Here’s the rest of their argument: “The Supreme Court, guided by its pronouncements in Jarque v. Ombudsman, In Re: Raul M. Gonzales and Cuenco v. Fernan, had laid down the rule that an impeachable officer, who is a member of the Bar, cannot be disbarred without first being impeached. The same principle applies to the quo warranto case filed against the Chief Justice. As pointed out in Cuenco v. Fernan, to grant a complaint for disbarment of a member of the Supreme Court—particularly then Associate Justice Marcelo Fernan, who later became Chief Justice— during his incumbency, would in effect be to circumvent and hence to run afoul of the constitutional mandate that members of the Court may be removed from office only by impeachment for and conviction of certain offenses listed in Article XI (2) of the Constitution.

“The 1987 Constitution is crystal clear: it explicitly states that (1) an impeachable official can only be removed from office by impeachment; (2) that the sole power to impeach an official belongs to the House of Representatives; and (3) the sole court for impeachment trials is the Senate. Any attempt to remove the Chief Justice that does not fall under these parameters is patently unconstitutional. All attempts to unseat the Chief Justice via extra-constitutional means make a mockery of the impeachment proceedings in the House of Representatives and, subsequently, the impeachment trial in the Senate.

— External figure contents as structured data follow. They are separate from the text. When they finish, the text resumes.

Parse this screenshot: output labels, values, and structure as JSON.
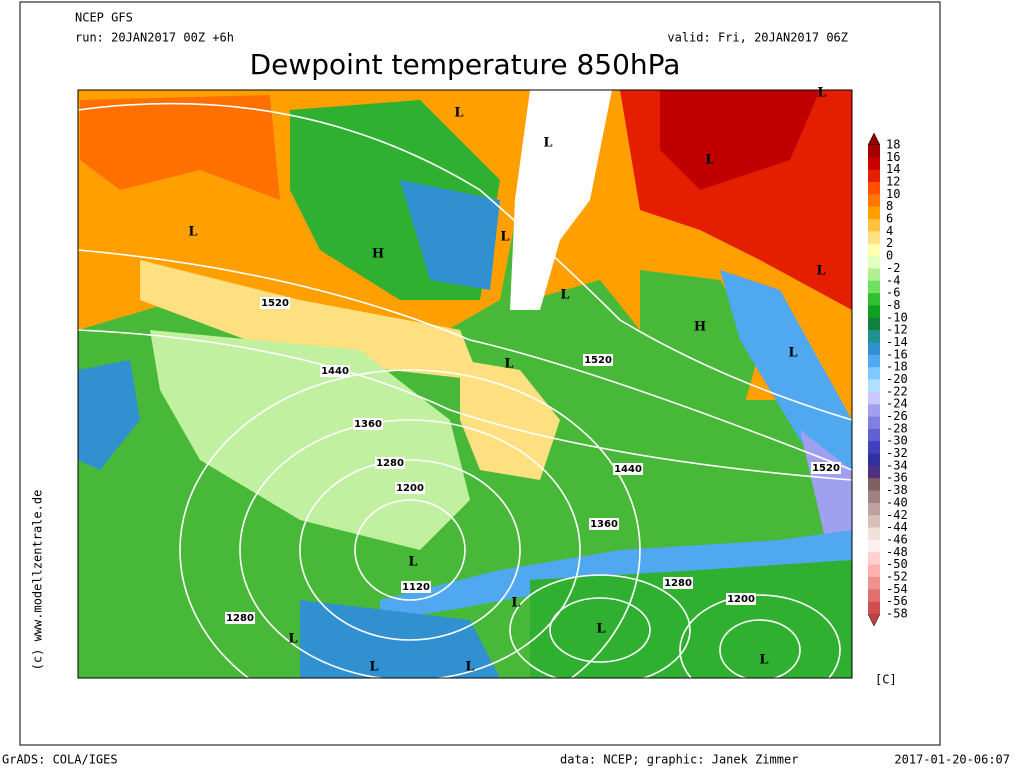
{
  "header": {
    "model": "NCEP GFS",
    "run": "run: 20JAN2017 00Z +6h",
    "valid": "valid: Fri, 20JAN2017 06Z",
    "title": "Dewpoint temperature 850hPa"
  },
  "colorbar": {
    "unit": "[C]",
    "labels": [
      "18",
      "16",
      "14",
      "12",
      "10",
      "8",
      "6",
      "4",
      "2",
      "0",
      "-2",
      "-4",
      "-6",
      "-8",
      "-10",
      "-12",
      "-14",
      "-16",
      "-18",
      "-20",
      "-22",
      "-24",
      "-26",
      "-28",
      "-30",
      "-32",
      "-34",
      "-36",
      "-38",
      "-40",
      "-42",
      "-44",
      "-46",
      "-48",
      "-50",
      "-52",
      "-54",
      "-56",
      "-58"
    ]
  },
  "contour_labels": [
    "1520",
    "1440",
    "1360",
    "1280",
    "1200",
    "1120",
    "1280",
    "1520",
    "1440",
    "1360",
    "1280",
    "1200",
    "1520"
  ],
  "pressure_centers": [
    "L",
    "L",
    "L",
    "L",
    "L",
    "H",
    "L",
    "L",
    "L",
    "H",
    "L",
    "L",
    "L",
    "L",
    "L",
    "L",
    "L",
    "L",
    "L"
  ],
  "footer": {
    "copyright": "(c) www.modellzentrale.de",
    "software": "GrADS: COLA/IGES",
    "credit": "data: NCEP; graphic: Janek Zimmer",
    "timestamp": "2017-01-20-06:07"
  }
}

“Art. XI Section 2. The President, the Vice-President, the Members of the Supreme Court, the Members of the Constitutional Commissions, and the Ombudsman may be removed from office on impeachment for, and conviction of, culpable violation of the Constitution, treason, bribery, graft and corruption, other high crimes, or betrayal of public trust. All other public officers and employees may be removed from office as provided by law, but not by impeachment.

The chief justice’s camp viewed the action by the Solicitor General as “part and parcel of the grand plan to harass, malign and humiliate the Chief Justice to force her to resign because her detractors know that the impeachment case, which was built on lies, won’t stand a chance in the Senate.”

Sereno’s camp said she “is ready to face trial and disprove all allegations against her before the Senate, which is the only body or institution that can remove her from office via two-thirds vote of all its members. She will not back down in her fight for truth and justice.”